Geographie des Landes
Belarus ist ein Binnenstaat und strategisch wichtiges Transitland zwischen Mitteleuropa und der Russischen Föderation sowie dem Baltikum und der Ukraine. Mit seinen 207.600 km² ist es nach Russland und der Ukraine flächenmäßig der größte Nachfolgestaat der Sowjetunion. Die Nord-Süd-bzw. West-Ost-Ausdehnung betragen ca. 500 km bzw. ca. 650 km. Seine Gesamtgrenze zu den Nachbarstaaten umfasst 3642 km. Davon zu den NATO-Staaten Lettland 161 km, Litauen 640 km und Polen 418 km. Zur Russischen Föderation sind es 1.312 km und zur Ukraine 1.111 km. Das Landesrelief kann in drei Großlandschaften eingeteilt werden. Im Norden sind es Niederungen, in der Landesmitte schließt sich der Weißrussische Landrücken mit den Minsker Höhen an. Die höchste Erhebung ist hier 346 ü. NN. Der südliche Landsteil besteht aus weiten Ebenen mit Wäldern, Sümpfen und über 11.000 Seen. In den Pripjetsümpfen und im Gebiet der unteren Beresina, sie ist 613 km lang und mündet bei Gomel in den Dnjepr, gibt es regelmäßig Überschwemmungen. Für Napoleon bildete die Schlacht an der Beresina Ende November 1812 den Untergang der Grandé Armee. Nach Schätzungen beträgt die landwirtschaftliche Nutzfläche etwa 41 Prozent, aufgeteilt in Zweidrittel Acker- und ein Drittel Weideland, 40 Prozent sind Wald und 19 Prozent Sonstiges. Das Klima ist kontinental temperiert. Sommerliche Tageshöchst-temperaturen können bis zu 36° C, z.B. in Minsk, und im Winter bis zu -39°C erreichen. Im Dreiländereck zu Polen und Litauen im Raum Grodno, liegen die Temperaturen momentan unter dem Gefrierpunkt.
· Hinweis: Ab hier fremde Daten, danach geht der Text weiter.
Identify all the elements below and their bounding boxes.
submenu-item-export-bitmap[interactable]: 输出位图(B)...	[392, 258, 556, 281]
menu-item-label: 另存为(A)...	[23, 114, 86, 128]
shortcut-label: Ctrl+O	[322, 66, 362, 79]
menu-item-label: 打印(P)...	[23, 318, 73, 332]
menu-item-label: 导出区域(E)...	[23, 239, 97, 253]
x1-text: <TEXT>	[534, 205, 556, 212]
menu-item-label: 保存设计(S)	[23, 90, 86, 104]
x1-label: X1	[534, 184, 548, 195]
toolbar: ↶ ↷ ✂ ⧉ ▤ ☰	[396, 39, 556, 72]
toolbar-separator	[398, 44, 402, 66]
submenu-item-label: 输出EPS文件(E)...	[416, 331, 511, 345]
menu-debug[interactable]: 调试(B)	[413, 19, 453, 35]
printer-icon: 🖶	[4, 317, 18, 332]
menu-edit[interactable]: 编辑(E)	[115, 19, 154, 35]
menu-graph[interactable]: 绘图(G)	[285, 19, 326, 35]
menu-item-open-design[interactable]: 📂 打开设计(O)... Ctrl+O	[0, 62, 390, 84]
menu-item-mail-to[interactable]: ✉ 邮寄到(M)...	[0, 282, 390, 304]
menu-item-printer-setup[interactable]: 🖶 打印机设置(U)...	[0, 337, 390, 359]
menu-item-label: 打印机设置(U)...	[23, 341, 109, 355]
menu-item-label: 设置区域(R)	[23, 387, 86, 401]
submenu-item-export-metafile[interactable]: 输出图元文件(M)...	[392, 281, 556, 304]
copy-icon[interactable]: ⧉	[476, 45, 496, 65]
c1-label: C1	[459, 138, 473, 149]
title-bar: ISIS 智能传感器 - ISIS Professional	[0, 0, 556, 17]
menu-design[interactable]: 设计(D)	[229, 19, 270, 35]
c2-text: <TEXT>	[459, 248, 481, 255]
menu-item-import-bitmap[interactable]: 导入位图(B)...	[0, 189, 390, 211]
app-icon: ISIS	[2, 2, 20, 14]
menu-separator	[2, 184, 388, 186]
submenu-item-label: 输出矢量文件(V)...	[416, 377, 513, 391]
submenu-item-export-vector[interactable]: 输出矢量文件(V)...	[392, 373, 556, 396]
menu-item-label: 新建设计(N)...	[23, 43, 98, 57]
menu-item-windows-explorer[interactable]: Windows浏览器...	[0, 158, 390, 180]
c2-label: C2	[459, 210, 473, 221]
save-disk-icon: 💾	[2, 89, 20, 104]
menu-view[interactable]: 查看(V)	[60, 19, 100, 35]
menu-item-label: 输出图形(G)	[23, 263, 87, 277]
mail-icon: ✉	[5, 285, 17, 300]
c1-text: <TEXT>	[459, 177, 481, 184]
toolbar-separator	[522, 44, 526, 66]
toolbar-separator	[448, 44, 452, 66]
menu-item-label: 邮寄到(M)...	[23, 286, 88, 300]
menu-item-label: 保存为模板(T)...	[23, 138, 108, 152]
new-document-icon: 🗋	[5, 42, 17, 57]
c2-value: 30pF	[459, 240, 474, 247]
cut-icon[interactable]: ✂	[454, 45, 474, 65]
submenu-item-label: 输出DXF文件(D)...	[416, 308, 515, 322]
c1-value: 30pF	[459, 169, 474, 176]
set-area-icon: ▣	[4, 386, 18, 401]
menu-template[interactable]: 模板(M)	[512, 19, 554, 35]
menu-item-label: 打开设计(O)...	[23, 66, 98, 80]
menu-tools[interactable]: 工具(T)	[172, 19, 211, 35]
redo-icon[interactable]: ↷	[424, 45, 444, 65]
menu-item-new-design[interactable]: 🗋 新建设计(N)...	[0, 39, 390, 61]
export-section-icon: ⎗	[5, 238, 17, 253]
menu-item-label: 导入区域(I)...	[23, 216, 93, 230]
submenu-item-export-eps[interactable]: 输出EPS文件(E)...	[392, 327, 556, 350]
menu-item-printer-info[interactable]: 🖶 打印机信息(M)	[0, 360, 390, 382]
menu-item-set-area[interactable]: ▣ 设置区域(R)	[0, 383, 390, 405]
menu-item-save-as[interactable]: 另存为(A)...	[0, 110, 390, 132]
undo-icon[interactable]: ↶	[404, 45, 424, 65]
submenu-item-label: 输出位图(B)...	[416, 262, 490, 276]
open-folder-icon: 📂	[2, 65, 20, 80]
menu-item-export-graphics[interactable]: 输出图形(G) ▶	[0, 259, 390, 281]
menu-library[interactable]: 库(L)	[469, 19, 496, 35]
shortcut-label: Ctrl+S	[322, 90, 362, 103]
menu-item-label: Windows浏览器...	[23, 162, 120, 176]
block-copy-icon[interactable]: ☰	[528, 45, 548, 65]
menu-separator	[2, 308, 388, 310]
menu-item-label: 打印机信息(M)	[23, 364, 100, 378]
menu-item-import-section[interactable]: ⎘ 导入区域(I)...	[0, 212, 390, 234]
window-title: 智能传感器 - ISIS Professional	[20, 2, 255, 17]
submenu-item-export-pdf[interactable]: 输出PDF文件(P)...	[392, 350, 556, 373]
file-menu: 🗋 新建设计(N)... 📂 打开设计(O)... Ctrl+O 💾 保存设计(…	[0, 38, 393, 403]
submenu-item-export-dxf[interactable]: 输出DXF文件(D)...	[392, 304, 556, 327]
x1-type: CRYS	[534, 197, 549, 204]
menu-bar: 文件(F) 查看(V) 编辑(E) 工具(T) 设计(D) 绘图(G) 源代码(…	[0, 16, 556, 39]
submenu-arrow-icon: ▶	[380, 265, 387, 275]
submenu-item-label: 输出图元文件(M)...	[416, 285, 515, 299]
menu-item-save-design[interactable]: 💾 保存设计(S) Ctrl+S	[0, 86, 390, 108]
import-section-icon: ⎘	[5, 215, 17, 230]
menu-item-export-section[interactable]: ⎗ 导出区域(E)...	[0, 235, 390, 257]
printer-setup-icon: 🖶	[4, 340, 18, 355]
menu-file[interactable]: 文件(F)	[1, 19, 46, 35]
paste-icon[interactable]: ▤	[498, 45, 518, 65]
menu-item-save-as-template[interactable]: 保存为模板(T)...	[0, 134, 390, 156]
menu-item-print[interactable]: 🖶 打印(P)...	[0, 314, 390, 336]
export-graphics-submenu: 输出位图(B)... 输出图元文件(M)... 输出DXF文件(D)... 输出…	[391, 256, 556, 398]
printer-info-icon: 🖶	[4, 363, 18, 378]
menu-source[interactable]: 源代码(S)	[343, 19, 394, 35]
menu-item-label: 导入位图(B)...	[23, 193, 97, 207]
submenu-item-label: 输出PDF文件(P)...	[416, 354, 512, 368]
Die Jahresniederschläge schwanken zwischen 500 l/m² und 700 l/m² und verteilen sich gleichmäßig übers Jahr. Ganzjährig gibt es schwache bis mäßige Winde aus westlicher Richtung. Es kann aber auch zu hoher Hitzebelastung im Sommer und zu extremen Kältewellen im Winter kommen.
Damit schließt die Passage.